1) dell’attendibilità, per questi quattro motivi: a) poiché manca la data certa del rifiuto, per accertare, fra l’altro, il requisito primario della maggiore età di Eluana al momento del rifiuto stesso; b) perché l’asserito rifiuto manca di quei requisiti di forma scritta, o addirittura notarile, richiesti per accertarne la veridicità; c) perché manca il requisito di specificità circa i tipi di trattamento rifiutati, essendo pacifico che l’asserito rifiuto di Eluana non poteva riguardare lo stato vegetativo, non ancora ben noto vent’anni fa; d) perché è stato violato il principio liberale-laico dell’autodeterminazione informata, poiché sia il consenso sia il rifiuto sono validi in quanto consapevoli, e sono consapevoli in quanto informati. E di certo Eluana non era stata informata e, comunque, non era consapevole, in quei lontani tempi, che l’interruzione di cibo e acqua avrebbe provocato un’orribile morte per fame e sete con un’agonia di vari giorni;

2) dell’attualità: perché si richiede che il rifiuto sia quanto meno espresso non in tempi lontani e in tutt’altro contesto, esistendo un’incolmabile differenza tra: a) una volontà espressa in un lontano momento di benessere e, comunque, quando la non incombenza dello stato patologico consentiva solamente una valutazione astratta e distaccata di tale situazione; e b) la persistenza di tale volontà nella situazione reale dello stato patologico, o quando sussiste una notevole distanza, cronologica e psicologica, tra i momenti dell’esternazione e della attuazione di tale volontà. L’asserito vago rifiuto di Eluana espresso risalirebbe a circa vent’anni fa: nel diverso contesto esistenziale di una giovanissima età e nella pienezza della vita.

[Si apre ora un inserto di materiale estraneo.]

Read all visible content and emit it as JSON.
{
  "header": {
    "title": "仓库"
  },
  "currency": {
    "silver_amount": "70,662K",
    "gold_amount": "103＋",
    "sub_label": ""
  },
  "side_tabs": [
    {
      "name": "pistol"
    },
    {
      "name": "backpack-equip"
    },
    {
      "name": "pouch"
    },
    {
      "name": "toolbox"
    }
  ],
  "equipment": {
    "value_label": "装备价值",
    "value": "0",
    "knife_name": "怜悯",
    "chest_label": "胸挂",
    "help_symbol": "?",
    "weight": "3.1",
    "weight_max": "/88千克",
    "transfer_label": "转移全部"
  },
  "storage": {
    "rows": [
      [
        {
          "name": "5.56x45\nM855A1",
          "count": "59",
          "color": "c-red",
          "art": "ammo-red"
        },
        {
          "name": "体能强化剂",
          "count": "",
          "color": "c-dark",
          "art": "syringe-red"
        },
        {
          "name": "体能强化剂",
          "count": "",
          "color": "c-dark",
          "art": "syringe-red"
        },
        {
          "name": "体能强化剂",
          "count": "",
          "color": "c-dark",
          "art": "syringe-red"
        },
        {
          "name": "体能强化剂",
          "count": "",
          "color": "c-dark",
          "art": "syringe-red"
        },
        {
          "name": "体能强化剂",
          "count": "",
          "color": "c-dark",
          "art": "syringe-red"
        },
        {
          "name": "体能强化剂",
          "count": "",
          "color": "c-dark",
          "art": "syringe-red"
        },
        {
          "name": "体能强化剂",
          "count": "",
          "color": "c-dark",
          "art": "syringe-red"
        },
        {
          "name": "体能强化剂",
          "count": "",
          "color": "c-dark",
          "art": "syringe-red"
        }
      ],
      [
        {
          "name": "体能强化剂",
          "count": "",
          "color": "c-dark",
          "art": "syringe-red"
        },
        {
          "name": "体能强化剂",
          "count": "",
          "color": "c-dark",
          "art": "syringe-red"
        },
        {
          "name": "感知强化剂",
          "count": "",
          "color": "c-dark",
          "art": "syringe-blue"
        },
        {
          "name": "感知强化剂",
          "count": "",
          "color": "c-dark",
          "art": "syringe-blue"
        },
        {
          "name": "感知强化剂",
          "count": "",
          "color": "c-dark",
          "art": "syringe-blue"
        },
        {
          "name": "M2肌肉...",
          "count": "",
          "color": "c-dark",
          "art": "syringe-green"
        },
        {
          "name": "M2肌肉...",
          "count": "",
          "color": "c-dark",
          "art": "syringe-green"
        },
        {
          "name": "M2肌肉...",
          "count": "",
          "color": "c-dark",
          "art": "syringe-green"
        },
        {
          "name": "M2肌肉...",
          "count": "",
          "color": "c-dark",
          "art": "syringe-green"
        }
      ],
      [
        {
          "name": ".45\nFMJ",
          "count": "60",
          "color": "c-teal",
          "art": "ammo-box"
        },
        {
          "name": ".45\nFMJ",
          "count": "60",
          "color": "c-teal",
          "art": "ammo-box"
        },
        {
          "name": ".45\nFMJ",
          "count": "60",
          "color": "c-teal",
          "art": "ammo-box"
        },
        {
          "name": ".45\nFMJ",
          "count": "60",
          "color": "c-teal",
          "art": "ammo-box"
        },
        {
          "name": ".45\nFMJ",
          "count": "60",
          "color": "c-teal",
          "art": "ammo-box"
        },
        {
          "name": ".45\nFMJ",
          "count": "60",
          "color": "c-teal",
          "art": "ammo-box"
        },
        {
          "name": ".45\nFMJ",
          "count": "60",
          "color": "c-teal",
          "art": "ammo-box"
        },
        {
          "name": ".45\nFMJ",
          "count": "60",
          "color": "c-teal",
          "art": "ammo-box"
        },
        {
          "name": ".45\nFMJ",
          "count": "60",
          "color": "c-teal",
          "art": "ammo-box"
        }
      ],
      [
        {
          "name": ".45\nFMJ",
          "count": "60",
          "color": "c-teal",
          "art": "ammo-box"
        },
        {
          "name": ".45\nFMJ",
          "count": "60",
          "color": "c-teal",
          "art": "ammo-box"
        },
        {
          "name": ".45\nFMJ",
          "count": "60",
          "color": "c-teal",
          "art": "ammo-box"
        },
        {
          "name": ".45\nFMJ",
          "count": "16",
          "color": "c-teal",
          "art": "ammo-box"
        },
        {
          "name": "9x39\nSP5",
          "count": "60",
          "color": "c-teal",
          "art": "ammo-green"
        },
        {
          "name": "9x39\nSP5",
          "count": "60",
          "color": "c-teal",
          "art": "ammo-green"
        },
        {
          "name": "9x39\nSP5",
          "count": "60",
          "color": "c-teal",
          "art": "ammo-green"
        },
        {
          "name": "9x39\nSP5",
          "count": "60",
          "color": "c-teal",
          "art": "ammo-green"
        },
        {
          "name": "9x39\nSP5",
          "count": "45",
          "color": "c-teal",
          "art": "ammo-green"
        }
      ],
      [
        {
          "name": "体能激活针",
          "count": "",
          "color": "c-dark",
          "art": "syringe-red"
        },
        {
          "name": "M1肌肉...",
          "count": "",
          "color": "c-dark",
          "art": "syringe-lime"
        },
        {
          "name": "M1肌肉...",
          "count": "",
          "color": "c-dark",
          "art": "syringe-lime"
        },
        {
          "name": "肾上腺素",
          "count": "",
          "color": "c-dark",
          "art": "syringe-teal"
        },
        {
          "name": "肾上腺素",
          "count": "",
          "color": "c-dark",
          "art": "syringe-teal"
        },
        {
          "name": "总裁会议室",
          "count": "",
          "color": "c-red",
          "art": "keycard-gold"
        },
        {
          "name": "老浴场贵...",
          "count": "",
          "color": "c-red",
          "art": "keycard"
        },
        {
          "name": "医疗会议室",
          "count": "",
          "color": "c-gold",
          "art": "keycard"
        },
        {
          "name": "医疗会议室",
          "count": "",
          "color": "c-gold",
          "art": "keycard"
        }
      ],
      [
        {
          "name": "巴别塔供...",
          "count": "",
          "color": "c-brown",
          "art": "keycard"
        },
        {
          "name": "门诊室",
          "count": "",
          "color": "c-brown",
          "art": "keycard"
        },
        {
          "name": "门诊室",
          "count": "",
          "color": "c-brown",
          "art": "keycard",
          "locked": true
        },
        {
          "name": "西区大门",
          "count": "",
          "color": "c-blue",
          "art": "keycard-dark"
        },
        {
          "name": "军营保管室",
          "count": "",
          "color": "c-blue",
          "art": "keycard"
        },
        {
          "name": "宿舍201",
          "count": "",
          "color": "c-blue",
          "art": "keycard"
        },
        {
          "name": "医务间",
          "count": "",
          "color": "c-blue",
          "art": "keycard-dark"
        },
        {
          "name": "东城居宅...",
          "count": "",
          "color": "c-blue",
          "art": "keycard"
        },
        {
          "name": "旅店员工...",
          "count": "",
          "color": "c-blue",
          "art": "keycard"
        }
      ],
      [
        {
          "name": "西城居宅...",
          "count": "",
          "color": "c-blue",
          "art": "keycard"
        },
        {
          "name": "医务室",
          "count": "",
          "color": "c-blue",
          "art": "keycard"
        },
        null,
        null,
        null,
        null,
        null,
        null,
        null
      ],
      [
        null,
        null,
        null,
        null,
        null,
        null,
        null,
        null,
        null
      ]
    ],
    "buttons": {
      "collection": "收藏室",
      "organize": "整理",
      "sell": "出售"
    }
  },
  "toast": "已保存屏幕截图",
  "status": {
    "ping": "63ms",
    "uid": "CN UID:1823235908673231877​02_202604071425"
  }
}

In più c’è stata una perversione delle funzioni del rappresentante legale, al quale dall’ordinamento giuridico è conferito il solo potere-dovere di agire a tutela della vita del rappresentato e non per la sua soppressione. Si contrabbanda sotto l’enfatizzata difesa del sacrosanto diritto dell’autodeterminazione una palese violazione di tale diritto, poiché si sono fittiziamente attribuiti a Eluana un rifiuto di cibo e acqua e una consapevole volontà di morire per fame e sete, non fondati su alcuna valida prova.

Occorre infine chiedersi se una tale interruzione del cibo e dell’acqua non costituisca (come è stato prospettato da presidenti emeriti della corte costituzionale) omicidio doloso, per almeno cinque motivi:

1) perché compiuta mentre Eluana è persona viva, in quanto non è intervenuta la morte encefalica e il cuore batte e il respiro prosegue spontaneamente, ed ella viene soltanto aiutata a nutrirsi e a bere;

2) perché detta interruzione costituisce l’indubbia causa della sua morte;

3) perché esiste negli autori dell’atto la consapevolezza e la volontà di arrecare la morte e, quindi, il dolo di omicidio;

4) perché non è agevole configurare la scriminante dell’esercizio di un diritto appoggiandosi sull’autorizzazione dei giudici milanesi, poiché si tratta di autorizzazione “contra legem” per la carenza dei requisiti di legittimità dell’irreversibilità dello stato vegetativo e del rifiuto e, comunque, non vincolante per il giudice penale; non c’è nemmeno la scusante della buona fede circa la liceità dell’interruzione di cibo e acqua poiché, bastando per la sussistenza del dolo di omicidio anche soltanto il dubbio sulla liceità o meno dell’interruzione, quanto meno un siffatto dubbio è da ritenersi incontestabilmente presente negli autori dell’atto, stante l’acceso e perdurante dibattito scientifico e giuridico in materia, le autorevoli critiche alle pronunce dei giudici in questione, i rifiuti dell’interruzione da parte di molte regioni e strutture sanitarie, gli interventi contrari ministeriali e di tante voci di diversa provenienza;

5) perché, in breve, nel dubbio vale il principio di precauzione: “in dubio pro vita”.